Subjected to piledriving at close quarters

PUBLISHED : Saturday, 18 May, 1996, 12:00am
UPDATED : Saturday, 18 May, 1996, 12:00am

We sympathise with the writer of the letter headlined, 'Wrong to make residents endure dreadful noise' (South China Morning Post, May 13).

We are part of a group of residents of more than 100 flats on the Chinese University campus who are being subjected to piledriving, at very close quarters (in some cases within 15 metres), for five hours a day, six days a week. Not only is the noise overwhelming (it affects every room of one's flat, with accompanying vibration), the flat is filled with smoke and diesel fumes from the two piledrivers.

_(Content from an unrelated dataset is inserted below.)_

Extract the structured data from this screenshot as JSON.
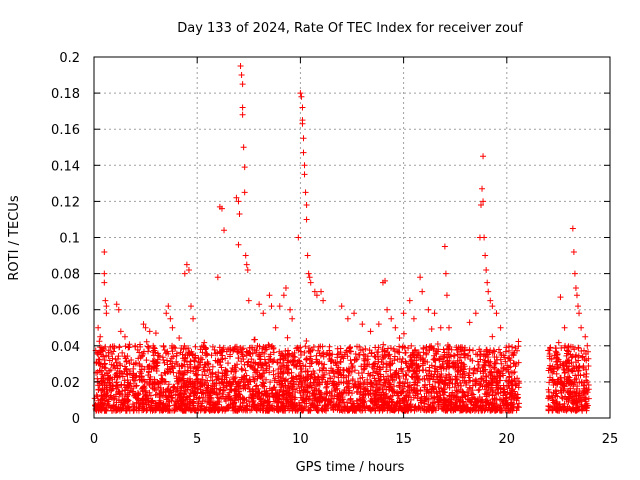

This goes on from Monday through Saturday, on a highly disruptive schedule of 8am to 9am, 12pm to 2pm and 4.30pm to 6pm. Because of this we are forced to vacate our premises three times a day. As your previous writer noted, babies, young children, old people and domestic helpers are adversely affected in such conditions. In our case, so are the numerous families who work in their flats, primarily for teaching, research and writing.

Residents of the surrounding buildings are irate over this project.

The university has guaranteed housing to all concerned, but this housing has been made uninhabitable for a period of at least two months. Only two weeks' advance notice was given concerning the piling operation, and no possibility of alternative housing arrangements was offered.

In fact the rationale for piling is questionable, as there are several quieter ways of erecting these buildings.

The university has thus far turned a deaf ear to the numerous complaints which the project has aroused.

A public university could be expected to provide a positive example to the community, in matters of environmental consciousness and quality of life. Instead, the Chinese University has proceeded with a highly disruptive project which inflicts high levels of noise and air pollution on nearby residents, apparently with no strong justification.

We deplore the university's mistreatment of its own staff members and also question the effectiveness of current environmental regulations, since the Environmental Protection Department has seemingly approved this project without objection.